The University of Minnesota Rochester has been around for about 12 years.
Eric Kaler has been president of the University of Minnesota for seven of those years and has championed the innovative (read: experimental) Rochester campus throughout his tenure.
There have been lean years for UMR enrollment and more promising years; “it appears to be in growth mode now. It’s a tiny project, just a speck on Goldy Gopher’s back amid the totality of what the University of Minnesota is about. Systemwide, it has 44,500 students, about 71 percent of them in the Twin Cities. Rochester has fewer than a thousand students. It was only five years ago that it produced its first graduating class.
Though plans are in the works for building a campus, a master plan for the U of M that’s in the final phase of drafting calls for only modest enrollment growth here.
So Kaler’s announcement Friday that he plans to retire at the end of the 2018-19 year is reason to look ahead as well as appreciate his contributions. The U of M has enjoyed a period of moderate growth, fiscal restraint and refocusing of mission during his tenure. He’s proven to be a prodigious fundraiser and he’ll continue that for a year after he steps down on July 1 next year.
There have been personnel debacles along the way, including the departure of former Athletic Director Norwood Teague in 2015 amid sexual harassment allegations, and Kaler has had his critics at the Capitol. As he said Friday, “my tenure already exceeds the national average,” which says as much about the fraught demands of the top job at a major university as it does about Kaler.

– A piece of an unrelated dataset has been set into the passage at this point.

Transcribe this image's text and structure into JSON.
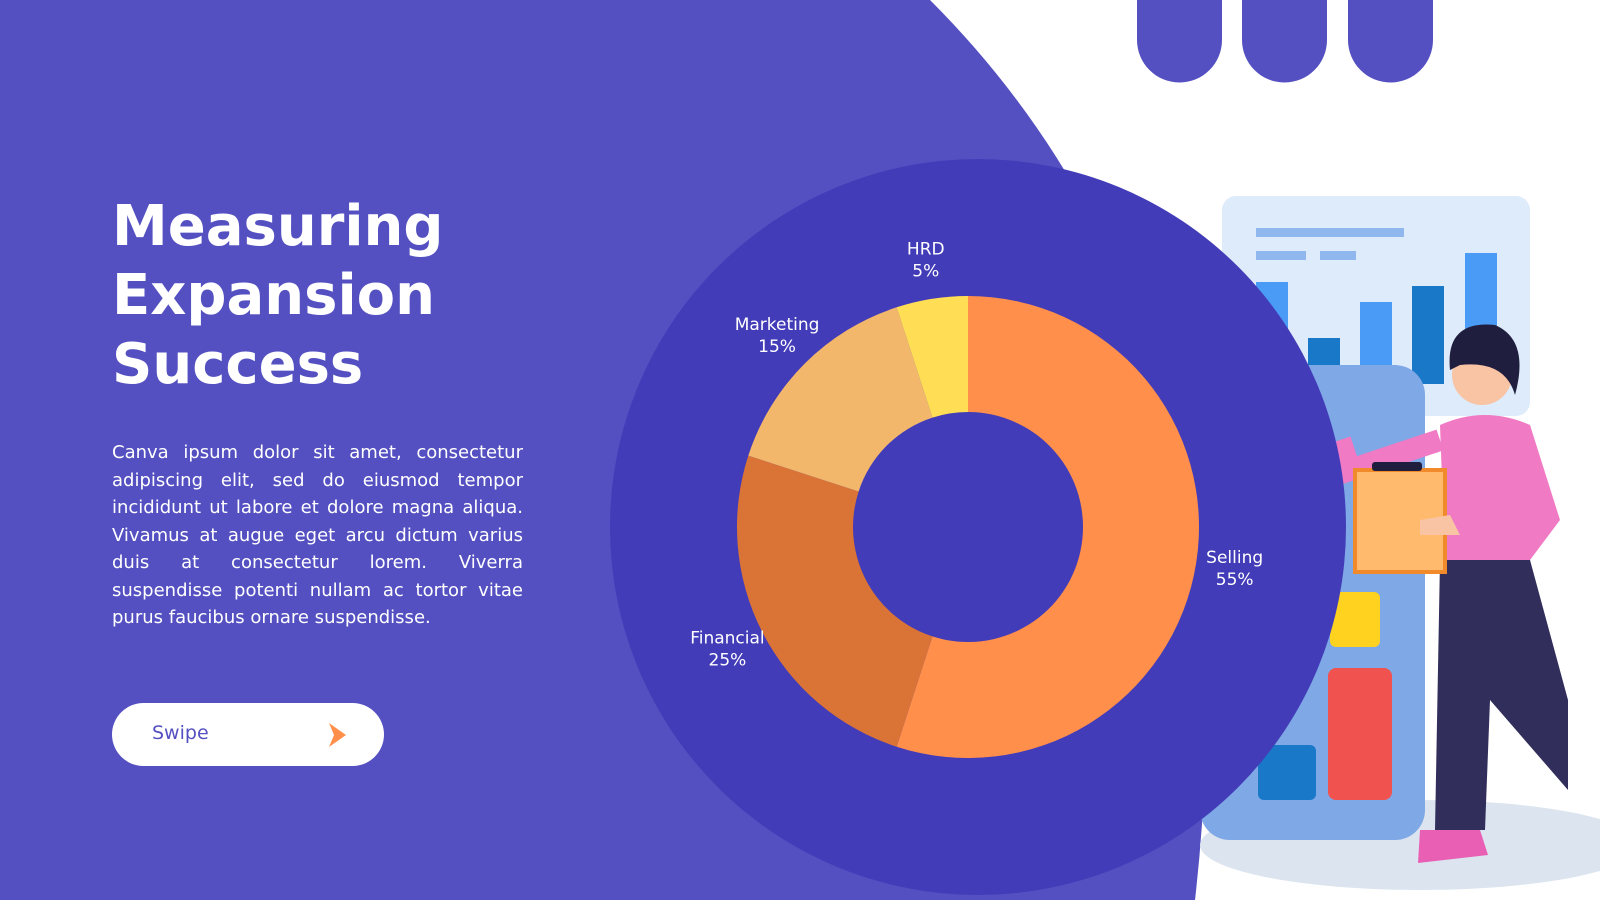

“This is an incredibly demanding job … and as proud and confident of my contributions and ability as I am, I also know that the University will benefit from a fresh perspective.”

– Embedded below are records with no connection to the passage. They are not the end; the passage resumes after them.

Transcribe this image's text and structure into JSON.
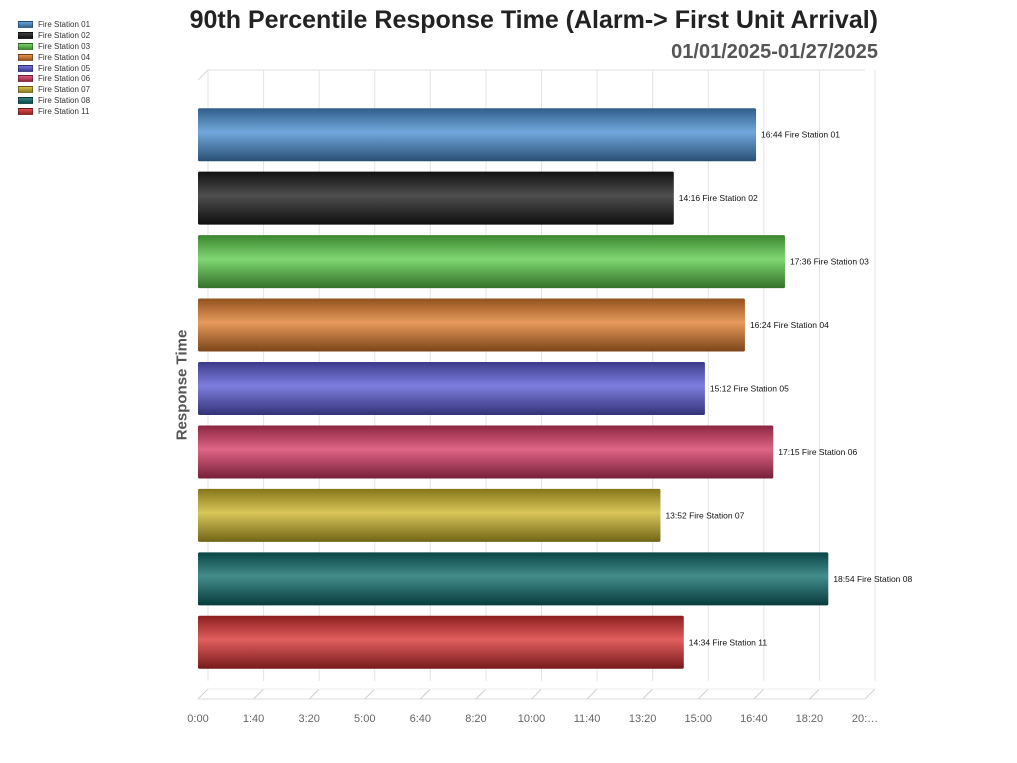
{
  "chart_data": {
    "type": "bar",
    "orientation": "horizontal",
    "title": "90th Percentile Response Time (Alarm-> First Unit Arrival)",
    "subtitle": "01/01/2025-01/27/2025",
    "ylabel": "Response Time",
    "xlabel": "",
    "xlim": [
      0,
      1200
    ],
    "x_tick_values": [
      0,
      100,
      200,
      300,
      400,
      500,
      600,
      700,
      800,
      900,
      1000,
      1100,
      1200
    ],
    "x_tick_labels": [
      "0:00",
      "1:40",
      "3:20",
      "5:00",
      "6:40",
      "8:20",
      "10:00",
      "11:40",
      "13:20",
      "15:00",
      "16:40",
      "18:20",
      "20:…"
    ],
    "grid": true,
    "legend_position": "top-left",
    "categories": [
      "Fire Station 01",
      "Fire Station 02",
      "Fire Station 03",
      "Fire Station 04",
      "Fire Station 05",
      "Fire Station 06",
      "Fire Station 07",
      "Fire Station 08",
      "Fire Station 11"
    ],
    "values": [
      1004,
      856,
      1056,
      984,
      912,
      1035,
      832,
      1134,
      874
    ],
    "value_labels": [
      "16:44",
      "14:16",
      "17:36",
      "16:24",
      "15:12",
      "17:15",
      "13:52",
      "18:54",
      "14:34"
    ],
    "colors": [
      "#4a90d4",
      "#1c1c1c",
      "#5ccc4a",
      "#e07d2e",
      "#5a5ad6",
      "#d63a64",
      "#cdb62a",
      "#0f6b6b",
      "#d83030"
    ]
  }
}
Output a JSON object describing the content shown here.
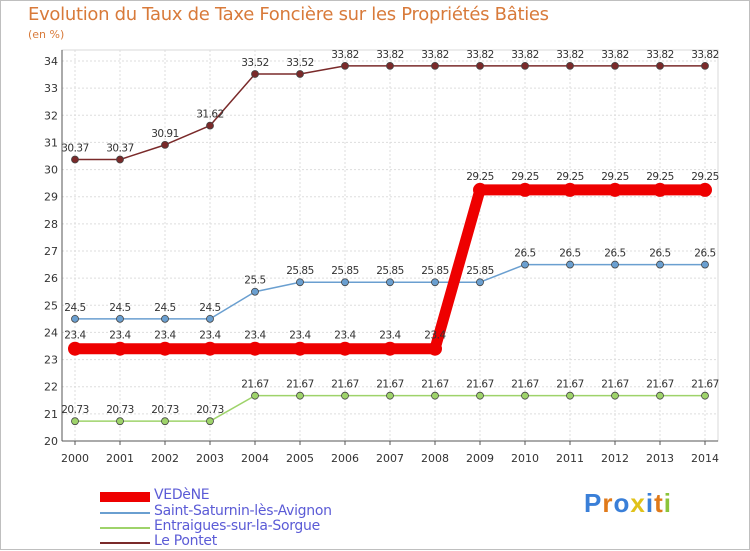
{
  "title": "Evolution du Taux de Taxe Foncière sur les Propriétés Bâties",
  "unit": "(en %)",
  "logo": "Proxiti",
  "chart_data": {
    "type": "line",
    "title": "Evolution du Taux de Taxe Foncière sur les Propriétés Bâties",
    "ylabel": "(en %)",
    "xlabel": "",
    "ylim": [
      20,
      34
    ],
    "yticks": [
      20,
      21,
      22,
      23,
      24,
      25,
      26,
      27,
      28,
      29,
      30,
      31,
      32,
      33,
      34
    ],
    "x": [
      "2000",
      "2001",
      "2002",
      "2003",
      "2004",
      "2005",
      "2006",
      "2007",
      "2008",
      "2009",
      "2010",
      "2011",
      "2012",
      "2013",
      "2014"
    ],
    "grid": true,
    "legend": "bottom-left",
    "series": [
      {
        "name": "Le Pontet",
        "color": "#7a2a2a",
        "values": [
          30.37,
          30.37,
          30.91,
          31.62,
          33.52,
          33.52,
          33.82,
          33.82,
          33.82,
          33.82,
          33.82,
          33.82,
          33.82,
          33.82,
          33.82
        ],
        "labels": [
          "30.37",
          "30.37",
          "30.91",
          "31.62",
          "33.52",
          "33.52",
          "33.82",
          "33.82",
          "33.82",
          "33.82",
          "33.82",
          "33.82",
          "33.82",
          "33.82",
          "33.82"
        ]
      },
      {
        "name": "Saint-Saturnin-lès-Avignon",
        "color": "#6a9fd0",
        "values": [
          24.5,
          24.5,
          24.5,
          24.5,
          25.5,
          25.85,
          25.85,
          25.85,
          25.85,
          25.85,
          26.5,
          26.5,
          26.5,
          26.5,
          26.5
        ],
        "labels": [
          "24.5",
          "24.5",
          "24.5",
          "24.5",
          "25.5",
          "25.85",
          "25.85",
          "25.85",
          "25.85",
          "25.85",
          "26.5",
          "26.5",
          "26.5",
          "26.5",
          "26.5"
        ]
      },
      {
        "name": "Entraigues-sur-la-Sorgue",
        "color": "#9ed36a",
        "values": [
          20.73,
          20.73,
          20.73,
          20.73,
          21.67,
          21.67,
          21.67,
          21.67,
          21.67,
          21.67,
          21.67,
          21.67,
          21.67,
          21.67,
          21.67
        ],
        "labels": [
          "20.73",
          "20.73",
          "20.73",
          "20.73",
          "21.67",
          "21.67",
          "21.67",
          "21.67",
          "21.67",
          "21.67",
          "21.67",
          "21.67",
          "21.67",
          "21.67",
          "21.67"
        ]
      },
      {
        "name": "VEDèNE",
        "color": "#ee0000",
        "values": [
          23.4,
          23.4,
          23.4,
          23.4,
          23.4,
          23.4,
          23.4,
          23.4,
          23.4,
          29.25,
          29.25,
          29.25,
          29.25,
          29.25,
          29.25
        ],
        "labels": [
          "23.4",
          "23.4",
          "23.4",
          "23.4",
          "23.4",
          "23.4",
          "23.4",
          "23.4",
          "23.4",
          "29.25",
          "29.25",
          "29.25",
          "29.25",
          "29.25",
          "29.25"
        ]
      }
    ],
    "legend_order": [
      "VEDèNE",
      "Saint-Saturnin-lès-Avignon",
      "Entraigues-sur-la-Sorgue",
      "Le Pontet"
    ]
  }
}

This is always true, in every line of work. But it likely will give UMR boosters in Rochester reason for pause as well. UMR has a new chancellor, Lori Carrell, who took over in February from the founding chancellor, Stephen Lehmkuhle, who shaped the mission and vision for the branch campus.

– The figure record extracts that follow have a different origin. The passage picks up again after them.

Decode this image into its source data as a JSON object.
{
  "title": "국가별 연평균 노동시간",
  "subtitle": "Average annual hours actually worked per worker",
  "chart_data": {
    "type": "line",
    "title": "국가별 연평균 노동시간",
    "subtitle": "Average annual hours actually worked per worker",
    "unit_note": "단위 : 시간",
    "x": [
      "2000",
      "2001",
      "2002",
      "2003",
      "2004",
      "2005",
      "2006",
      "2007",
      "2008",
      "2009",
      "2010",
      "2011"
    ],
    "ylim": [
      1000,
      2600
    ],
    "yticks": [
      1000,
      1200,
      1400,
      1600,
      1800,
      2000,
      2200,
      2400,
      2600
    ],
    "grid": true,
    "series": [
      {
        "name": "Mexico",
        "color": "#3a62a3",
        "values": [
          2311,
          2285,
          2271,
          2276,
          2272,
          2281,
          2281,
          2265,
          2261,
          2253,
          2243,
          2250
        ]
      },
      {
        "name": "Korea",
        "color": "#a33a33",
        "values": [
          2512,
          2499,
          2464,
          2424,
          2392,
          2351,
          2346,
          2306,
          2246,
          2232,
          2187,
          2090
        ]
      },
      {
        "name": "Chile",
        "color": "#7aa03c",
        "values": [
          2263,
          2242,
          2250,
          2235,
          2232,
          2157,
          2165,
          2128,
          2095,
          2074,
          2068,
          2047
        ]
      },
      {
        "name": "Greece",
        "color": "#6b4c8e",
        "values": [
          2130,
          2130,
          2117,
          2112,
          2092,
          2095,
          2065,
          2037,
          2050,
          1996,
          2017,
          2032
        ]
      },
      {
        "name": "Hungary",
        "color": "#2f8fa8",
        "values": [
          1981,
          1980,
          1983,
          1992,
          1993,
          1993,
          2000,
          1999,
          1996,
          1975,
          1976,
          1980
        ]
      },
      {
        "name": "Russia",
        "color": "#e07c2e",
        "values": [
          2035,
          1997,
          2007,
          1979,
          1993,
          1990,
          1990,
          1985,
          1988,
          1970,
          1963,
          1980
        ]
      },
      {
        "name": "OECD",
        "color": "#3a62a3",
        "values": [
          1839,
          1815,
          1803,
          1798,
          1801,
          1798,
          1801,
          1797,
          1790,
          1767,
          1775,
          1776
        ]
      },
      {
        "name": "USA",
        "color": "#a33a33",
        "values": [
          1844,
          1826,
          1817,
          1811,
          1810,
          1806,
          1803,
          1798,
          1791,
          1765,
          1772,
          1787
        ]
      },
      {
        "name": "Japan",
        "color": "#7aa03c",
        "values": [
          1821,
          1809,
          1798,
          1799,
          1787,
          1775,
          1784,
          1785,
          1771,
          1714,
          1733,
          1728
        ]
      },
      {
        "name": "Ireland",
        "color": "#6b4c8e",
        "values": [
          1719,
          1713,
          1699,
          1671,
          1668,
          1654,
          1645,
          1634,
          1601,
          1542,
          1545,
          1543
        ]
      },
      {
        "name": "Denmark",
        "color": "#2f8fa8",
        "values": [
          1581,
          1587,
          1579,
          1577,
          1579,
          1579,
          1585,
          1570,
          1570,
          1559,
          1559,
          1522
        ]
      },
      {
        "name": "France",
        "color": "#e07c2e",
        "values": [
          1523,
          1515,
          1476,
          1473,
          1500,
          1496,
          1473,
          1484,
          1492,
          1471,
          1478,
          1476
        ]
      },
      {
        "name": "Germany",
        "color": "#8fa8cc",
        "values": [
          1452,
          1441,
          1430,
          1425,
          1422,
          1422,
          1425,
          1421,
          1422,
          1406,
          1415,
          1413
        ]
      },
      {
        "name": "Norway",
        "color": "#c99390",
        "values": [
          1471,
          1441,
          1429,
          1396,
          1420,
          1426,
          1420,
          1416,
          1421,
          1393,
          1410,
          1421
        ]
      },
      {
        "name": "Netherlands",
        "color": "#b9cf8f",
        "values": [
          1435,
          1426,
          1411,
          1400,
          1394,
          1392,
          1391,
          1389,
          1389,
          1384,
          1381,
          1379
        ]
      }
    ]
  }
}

Carrell clearly is committed to and energized by that mission, and Kaler and the Board of Regents remain committed and engaged. Though Rochester isn’t represented on the board for the first time in many years, the Regents met in Rochester in March and expressed support for what’s happening here. UMR recently confirmed that it will lease space in One Discovery Square, the Destination Medical Center building going up on Second Avenue Southwest, and preliminary work continues in the area where UMR hopes to develop a campus.
Still, if change at the top gives a “fresh perspective,” it also means UMR and every other unit of the University will need to make a fresh, persuasive case for what they do, how it contributes to the broader institutional mission and also how it makes sense for the bottom line.
Rochester and UMR have a great case to make to whoever takes over Kaler’s chair in Morrill Hall. It’s not too early to start thinking that through.